In 596, Pope Gregory the Great sent Augustine, prior of the monastery of St. Andrew in Rome, to England as a missionary, and in 597, a group of nearly forty monks, led by Augustine, landed on the Isle of Thanet in Kent. According to Bede, Æthelberht was sufficiently distrustful of the newcomers to insist on meeting them under the open sky, to prevent them from performing sorcery. The monks impressed Æthelberht, but he was not converted immediately. He agreed to allow the mission to settle in Canterbury and permitted them to preach.

It is not known when Æthelberht became a Christian. At the latest, Æthelberht must have converted before 601, since that year Gregory wrote to him as a Christian king. An old tradition records that Æthelberht converted on 1 June [Pentecost that year], in the summer of the year that Augustine arrived.

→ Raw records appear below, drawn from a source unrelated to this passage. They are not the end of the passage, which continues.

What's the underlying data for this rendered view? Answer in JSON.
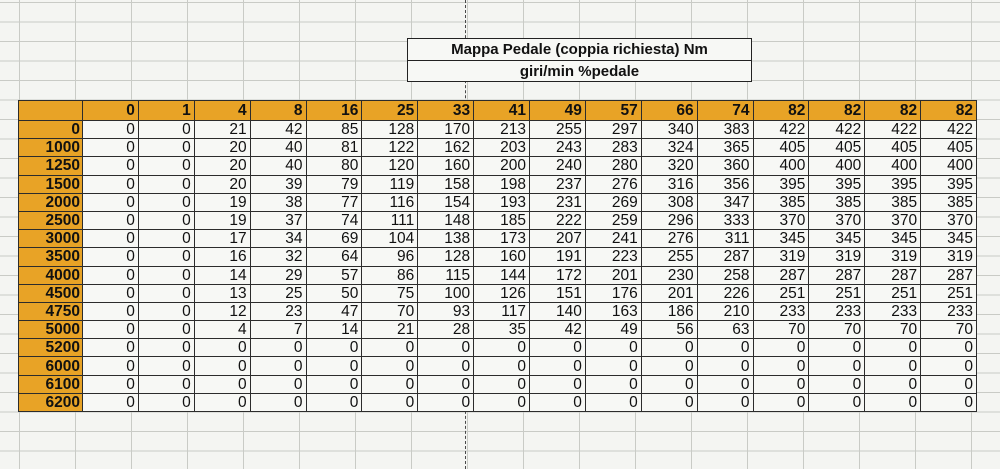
{
  "title": {
    "line1": "Mappa Pedale (coppia richiesta) Nm",
    "line2": "giri/min %pedale"
  },
  "colors": {
    "header_fill": "#e8a326",
    "cell_fill": "#f7f8f5",
    "grid": "#c9cbc6"
  },
  "table": {
    "pedal_headers": [
      "0",
      "1",
      "4",
      "8",
      "16",
      "25",
      "33",
      "41",
      "49",
      "57",
      "66",
      "74",
      "82",
      "82",
      "82",
      "82"
    ],
    "rows": [
      {
        "rpm": "0",
        "values": [
          "0",
          "0",
          "21",
          "42",
          "85",
          "128",
          "170",
          "213",
          "255",
          "297",
          "340",
          "383",
          "422",
          "422",
          "422",
          "422"
        ]
      },
      {
        "rpm": "1000",
        "values": [
          "0",
          "0",
          "20",
          "40",
          "81",
          "122",
          "162",
          "203",
          "243",
          "283",
          "324",
          "365",
          "405",
          "405",
          "405",
          "405"
        ]
      },
      {
        "rpm": "1250",
        "values": [
          "0",
          "0",
          "20",
          "40",
          "80",
          "120",
          "160",
          "200",
          "240",
          "280",
          "320",
          "360",
          "400",
          "400",
          "400",
          "400"
        ]
      },
      {
        "rpm": "1500",
        "values": [
          "0",
          "0",
          "20",
          "39",
          "79",
          "119",
          "158",
          "198",
          "237",
          "276",
          "316",
          "356",
          "395",
          "395",
          "395",
          "395"
        ]
      },
      {
        "rpm": "2000",
        "values": [
          "0",
          "0",
          "19",
          "38",
          "77",
          "116",
          "154",
          "193",
          "231",
          "269",
          "308",
          "347",
          "385",
          "385",
          "385",
          "385"
        ]
      },
      {
        "rpm": "2500",
        "values": [
          "0",
          "0",
          "19",
          "37",
          "74",
          "111",
          "148",
          "185",
          "222",
          "259",
          "296",
          "333",
          "370",
          "370",
          "370",
          "370"
        ]
      },
      {
        "rpm": "3000",
        "values": [
          "0",
          "0",
          "17",
          "34",
          "69",
          "104",
          "138",
          "173",
          "207",
          "241",
          "276",
          "311",
          "345",
          "345",
          "345",
          "345"
        ]
      },
      {
        "rpm": "3500",
        "values": [
          "0",
          "0",
          "16",
          "32",
          "64",
          "96",
          "128",
          "160",
          "191",
          "223",
          "255",
          "287",
          "319",
          "319",
          "319",
          "319"
        ]
      },
      {
        "rpm": "4000",
        "values": [
          "0",
          "0",
          "14",
          "29",
          "57",
          "86",
          "115",
          "144",
          "172",
          "201",
          "230",
          "258",
          "287",
          "287",
          "287",
          "287"
        ]
      },
      {
        "rpm": "4500",
        "values": [
          "0",
          "0",
          "13",
          "25",
          "50",
          "75",
          "100",
          "126",
          "151",
          "176",
          "201",
          "226",
          "251",
          "251",
          "251",
          "251"
        ]
      },
      {
        "rpm": "4750",
        "values": [
          "0",
          "0",
          "12",
          "23",
          "47",
          "70",
          "93",
          "117",
          "140",
          "163",
          "186",
          "210",
          "233",
          "233",
          "233",
          "233"
        ]
      },
      {
        "rpm": "5000",
        "values": [
          "0",
          "0",
          "4",
          "7",
          "14",
          "21",
          "28",
          "35",
          "42",
          "49",
          "56",
          "63",
          "70",
          "70",
          "70",
          "70"
        ]
      },
      {
        "rpm": "5200",
        "values": [
          "0",
          "0",
          "0",
          "0",
          "0",
          "0",
          "0",
          "0",
          "0",
          "0",
          "0",
          "0",
          "0",
          "0",
          "0",
          "0"
        ]
      },
      {
        "rpm": "6000",
        "values": [
          "0",
          "0",
          "0",
          "0",
          "0",
          "0",
          "0",
          "0",
          "0",
          "0",
          "0",
          "0",
          "0",
          "0",
          "0",
          "0"
        ]
      },
      {
        "rpm": "6100",
        "values": [
          "0",
          "0",
          "0",
          "0",
          "0",
          "0",
          "0",
          "0",
          "0",
          "0",
          "0",
          "0",
          "0",
          "0",
          "0",
          "0"
        ]
      },
      {
        "rpm": "6200",
        "values": [
          "0",
          "0",
          "0",
          "0",
          "0",
          "0",
          "0",
          "0",
          "0",
          "0",
          "0",
          "0",
          "0",
          "0",
          "0",
          "0"
        ]
      }
    ]
  }
}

Through Æthelberht’s influence Sæberht, king of Essex, also was converted,but there were limits to the effectiveness of the mission. The entire Kentish court did not convert: Eadbald, Æthelberht’s son and heir, was a pagan at his accession. Rædwald, king of East Anglia, was only partly converted (apparently while at Æthelberht’s court), and retained a pagan shrine next to the new Christian altar. Augustine also was unsuccessful in gaining the allegiance of the British clergy.

Æthelberht’s code of laws for Kent, the earliest written code in any Germanic language, instituted a complex system of fines.

Æthelberht later was canonised for his role in establishing Christianity among the Anglo-Saxons, as were his wife and daughter.